The immunoassay was performed using an automated immunoassay system. Briefly, calibrant or sample (50pl) was incubated with an acridinium ester labelled anti-nucleosome antibody (50pl) and assay buffer (1 OOpI) for 1800 seconds at 37°C. Magnetic beads coated with an anti- histone H3.1/2/t-nucleosomes antibody (20pl) were added and the mixture was incubated for a further 900 seconds. The magnetic beads were then isolated, washed 3 times and magnetic bound acridinium ester was determined by luminescence output over 7000 milliseconds in RLU.

We used a solid phase capture antibody directed to bind the H3 amino acid sequence surrounding amino acid 31 of histone isoforms H3.1 , H3.2 and H3t (SAPATGGV). As described above, this approach has many advantages including that the H3 amino acid at position 31 is the same in histone isoforms H3.1 , H3.2 and H3t but is different in isoform H3.3, is available for binding on both an intact histone and an intact nucleosome, is located above the major H3 clipping position and is therefore included in both clipped and unclipped nucleosomes, and the adjacent amino acids are not commonly subject to PTM, thereby minimising the effect of PTM makeup on antibody binding.

We tested the assay for specificity for the measurement of H3.1/2/t-nucleosomes whilst not detecting nucleosomes containing histone H3 isoform H3.3 (H3.3-nucleosomes). To do this we produced a standard curve using recombinant nucleosomes containing histone isoform H3.1 and tested two preparations of recombinant nucleosomes containing histone isoform H3.3, purchased from two different commercial suppliers (A and B). The preparations were diluted from the manufacturer’s stated concentration to 500ng/ml for testing. The measured results for 500ng/ml H3.3-nucleosomes in the H3.1/2/t-nucleosome assay were 6ng/ml and 2ng/ml giving cross-reactivities of 1.2% and 0.4% respectively. The results are shown in Figure 1.

To confirm that a positive signal was obtained only for intact nucleosomes and not for histones alone, including histone H3.1 even if assembled in a histone core octamer complex, we tested a preparation of H3.1 -histone octamer and no significant signal (cross-reactivity 1.8%) was obtained in the H3.1/2/t-nucleosome assay (Figure 1).

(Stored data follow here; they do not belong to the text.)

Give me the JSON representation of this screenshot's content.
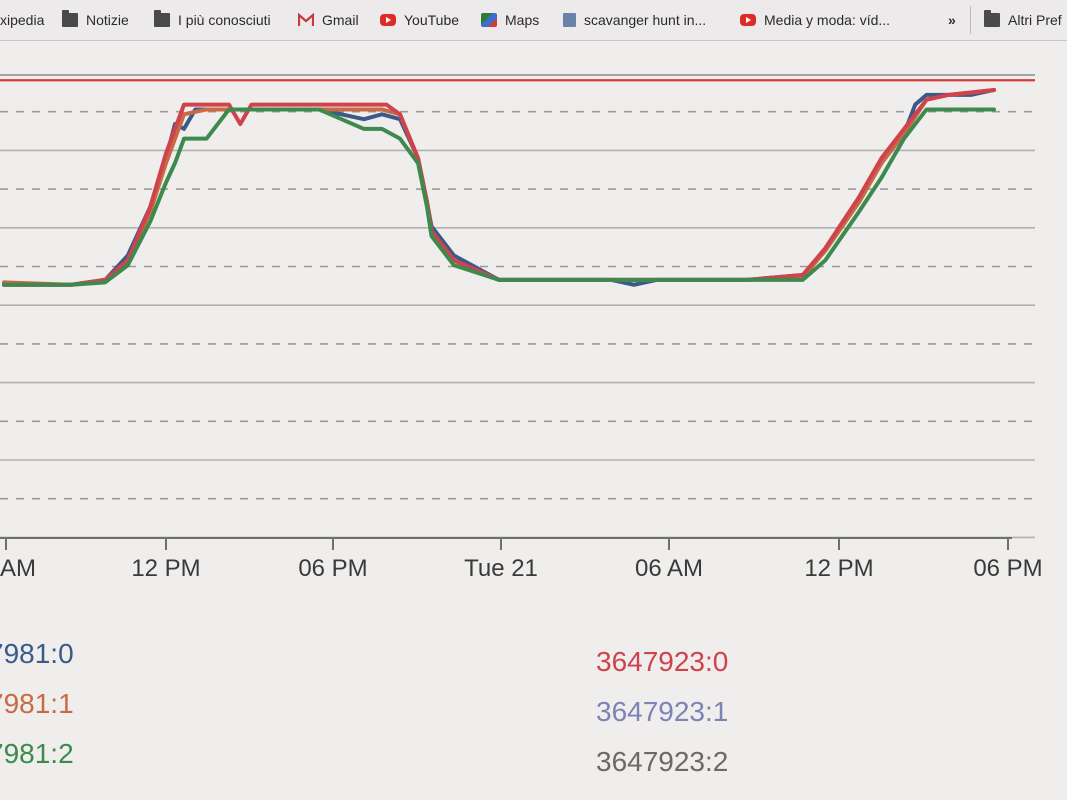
{
  "bookmarks": [
    {
      "label": "xipedia",
      "icon": "none"
    },
    {
      "label": "Notizie",
      "icon": "folder-icon"
    },
    {
      "label": "I più conosciuti",
      "icon": "folder-icon"
    },
    {
      "label": "Gmail",
      "icon": "gmail-icon"
    },
    {
      "label": "YouTube",
      "icon": "youtube-icon"
    },
    {
      "label": "Maps",
      "icon": "maps-icon"
    },
    {
      "label": "scavanger hunt in...",
      "icon": "doc-icon"
    },
    {
      "label": "Media y moda: víd...",
      "icon": "youtube-icon"
    }
  ],
  "overflow_label": "»",
  "other_bookmarks": "Altri Pref",
  "chart_data": {
    "type": "line",
    "title": "",
    "xlabel": "",
    "ylabel": "",
    "x_ticks": [
      "AM",
      "12 PM",
      "06 PM",
      "Tue 21",
      "06 AM",
      "12 PM",
      "06 PM"
    ],
    "x_units": "hours from 06 AM Mon 20",
    "ylim": [
      0,
      10
    ],
    "threshold": {
      "value": 9.4,
      "color": "#d63a3a"
    },
    "grid": true,
    "series": [
      {
        "name": "7981:0",
        "color": "#3b5a8a",
        "x": [
          0,
          3,
          4.5,
          5.5,
          6.5,
          7.2,
          7.6,
          8,
          8.5,
          9,
          11,
          12,
          14,
          16,
          16.8,
          17.6,
          18.4,
          18.8,
          19,
          20,
          22,
          24,
          25,
          26,
          27,
          28,
          29,
          30,
          31,
          32,
          33,
          35.5,
          36.5,
          38,
          39,
          40,
          40.5,
          41,
          42,
          43,
          44
        ],
        "y": [
          5.2,
          5.2,
          5.3,
          5.8,
          6.8,
          7.8,
          8.5,
          8.4,
          8.8,
          8.8,
          8.8,
          8.8,
          8.8,
          8.6,
          8.7,
          8.6,
          7.8,
          6.9,
          6.4,
          5.8,
          5.3,
          5.3,
          5.3,
          5.3,
          5.3,
          5.2,
          5.3,
          5.3,
          5.3,
          5.3,
          5.3,
          5.4,
          5.9,
          6.9,
          7.7,
          8.3,
          8.9,
          9.1,
          9.1,
          9.1,
          9.2
        ]
      },
      {
        "name": "7981:1",
        "color": "#c86b45",
        "x": [
          0,
          3,
          4.5,
          5.5,
          6.5,
          7.2,
          8,
          9,
          11,
          12,
          14,
          16,
          16.8,
          17.6,
          18.4,
          18.8,
          19,
          20,
          22,
          24,
          26,
          28,
          30,
          32,
          33,
          35.5,
          36.5,
          38,
          39,
          40,
          41,
          42,
          44
        ],
        "y": [
          5.25,
          5.2,
          5.3,
          5.7,
          6.7,
          7.7,
          8.7,
          8.8,
          8.8,
          8.8,
          8.8,
          8.8,
          8.8,
          8.7,
          7.8,
          6.9,
          6.3,
          5.7,
          5.3,
          5.3,
          5.3,
          5.3,
          5.3,
          5.3,
          5.3,
          5.35,
          5.9,
          6.9,
          7.7,
          8.3,
          9.0,
          9.1,
          9.2
        ]
      },
      {
        "name": "7981:2",
        "color": "#3e8a4e",
        "x": [
          0,
          3,
          4.5,
          5.5,
          6.5,
          7.2,
          7.6,
          8,
          9,
          10,
          11,
          12,
          14,
          15,
          16,
          16.4,
          16.8,
          17.6,
          18.4,
          18.8,
          19,
          20,
          22,
          24,
          26,
          28,
          30,
          32,
          33,
          35.5,
          36.5,
          38,
          39,
          40,
          41,
          42,
          44
        ],
        "y": [
          5.2,
          5.2,
          5.25,
          5.6,
          6.5,
          7.3,
          7.7,
          8.2,
          8.2,
          8.8,
          8.8,
          8.8,
          8.8,
          8.6,
          8.4,
          8.4,
          8.4,
          8.2,
          7.7,
          6.8,
          6.2,
          5.6,
          5.3,
          5.3,
          5.3,
          5.3,
          5.3,
          5.3,
          5.3,
          5.3,
          5.7,
          6.7,
          7.4,
          8.2,
          8.8,
          8.8,
          8.8
        ]
      },
      {
        "name": "3647923:0",
        "color": "#d0424c",
        "x": [
          0,
          3,
          4.5,
          5.5,
          6.5,
          7.2,
          8,
          9,
          10,
          10.5,
          11,
          12,
          14,
          16,
          17,
          17.6,
          18.4,
          18.8,
          19,
          20,
          22,
          24,
          26,
          28,
          30,
          32,
          33,
          35.5,
          36.5,
          38,
          39,
          40,
          41,
          42,
          44
        ],
        "y": [
          5.2,
          5.2,
          5.3,
          5.7,
          6.8,
          7.9,
          8.9,
          8.9,
          8.9,
          8.5,
          8.9,
          8.9,
          8.9,
          8.9,
          8.9,
          8.7,
          7.8,
          6.9,
          6.3,
          5.7,
          5.3,
          5.3,
          5.3,
          5.3,
          5.3,
          5.3,
          5.3,
          5.4,
          5.95,
          7.0,
          7.8,
          8.4,
          9.0,
          9.1,
          9.2
        ]
      },
      {
        "name": "3647923:1",
        "color": "#7d82b9",
        "x": [],
        "y": []
      },
      {
        "name": "3647923:2",
        "color": "#6e6868",
        "x": [],
        "y": []
      }
    ]
  }
}
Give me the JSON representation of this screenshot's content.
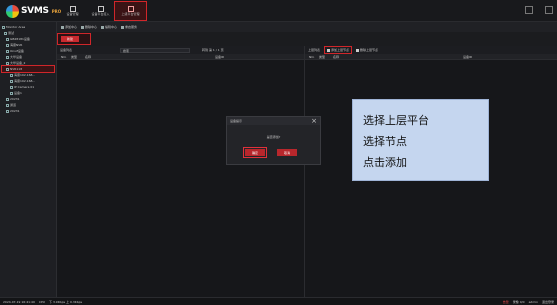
{
  "app": {
    "logo_text": "SVMS",
    "logo_badge": "PRO",
    "nav_tabs": [
      {
        "label": "设备管理"
      },
      {
        "label": "设备平台接入"
      },
      {
        "label": "上级平台管理"
      }
    ]
  },
  "tree": {
    "items": [
      "Monitor Area",
      "测试",
      "GB28181设备",
      "海康NVR",
      "Onvif设备",
      "大华设备",
      "大华设备_2",
      "NVR118",
      "海康192.168...",
      "海康192.168...",
      "IP Camera 01",
      "设备1",
      "20231",
      "通道",
      "20231"
    ]
  },
  "toolbar": {
    "items": [
      "添加中心",
      "删除中心",
      "编辑中心",
      "重启服务"
    ]
  },
  "add_button": {
    "label": "新建"
  },
  "left_panel": {
    "filter_label": "设备列表",
    "search_placeholder": "搜索",
    "paging": "转到 第 1 / 1 页",
    "columns": [
      "NO.",
      "类型",
      "名称",
      "设备ID"
    ]
  },
  "right_panel": {
    "label": "上层列表",
    "add_upper_label": "添加上层节点",
    "delete_upper_label": "删除上层节点",
    "columns": [
      "NO.",
      "类型",
      "名称",
      "设备ID"
    ]
  },
  "dialog": {
    "title": "设备提示",
    "message": "是否添加?",
    "ok_label": "确定",
    "cancel_label": "取消"
  },
  "note": {
    "lines": [
      "选择上层平台",
      "选择节点",
      "点击添加"
    ]
  },
  "status": {
    "time": "2024-07-19 16:41:40",
    "cpu": "CPU",
    "net": "下 3.9Kbps 上 0.3Kbps",
    "right_items": [
      "告警",
      "录像 0/0",
      "admin",
      "退出登录"
    ]
  }
}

As positive controls we tested recombinant nucleosomes containing histone isoform H3.1 supplied from another manufacturer (A) and biologically derived cell free nucleosomes obtained by the digestion of chromatin from cultured Hela cancer cells. These cells are rapidly dividing and would therefore be expected to contain all or predominantly H3.1/2/t- nucleosomes and a low proportion of H3.3-nucleosomes. Both of these positive controls gave significant signals in the H3.1/2/t-nucleosome assay (Figure 1).

We also tested commercially available recombinant H3.1 -nucleosomes containing a variety of histone PTMs including H3.1 K27Me3, H3.1 K9Me3, H3.1 K27Ac and H3.1 R2,8, 17citrulline. All of these modified H3.1-nucleosomes gave significant signals in the H3.1/2/t-nucleosome assay, showing that the H3.1/2/t-nucleosome assay detects a wide variety of modified or unmodified H3.1 -nucleosomes (Figure 1).

We conclude that the H3.1/2/t-nucleosome assay designed to detect and measure intact nucleosomes containing histone H3 isoforms H3.1 , H3.2 and/or H3t detects these nucleosomes with little or no detection of nucleosomes containing histone H3 isoform H3.3. We also conclude that cell free nucleosomes derived from rapidly dividing Hela cells comprise nucleosomes containing histone H3 isoforms H3.1 , H3.2 and/or H3t.

EXAMPLE 2

We developed an automated immunoassay for nucleosomes containing histone H3 isoform H3.3 (H3.3-nucleosomes). We did this by using a solid phase capture antibody directed to bind the H3 amino acid sequence surrounding the serine residue located at amino acid 31 of histone H3.3 (SAPSTGGV). This approach has similar advantages to those described above in EXAMPLE 1 , including that: the H3 amino acid at position 31 is the same in histone isoforms H3.1 , H3.2 and H3t (alanine) but is different in isoform H3.3 (serine); it is available for binding on both an intact histone and an intact nucleosome; it is located above the major H3 clipping position and is therefore included in both clipped and unclipped nucleosomes; and the adjacent amino acids are not commonly subject to PTM, thereby minimising the effect of PTM makeup on antibody binding. We used the same labelled antibody directed to bind to a nucleosome conformational epitope present in intact nucleosomes as used in EXAMPLE 1.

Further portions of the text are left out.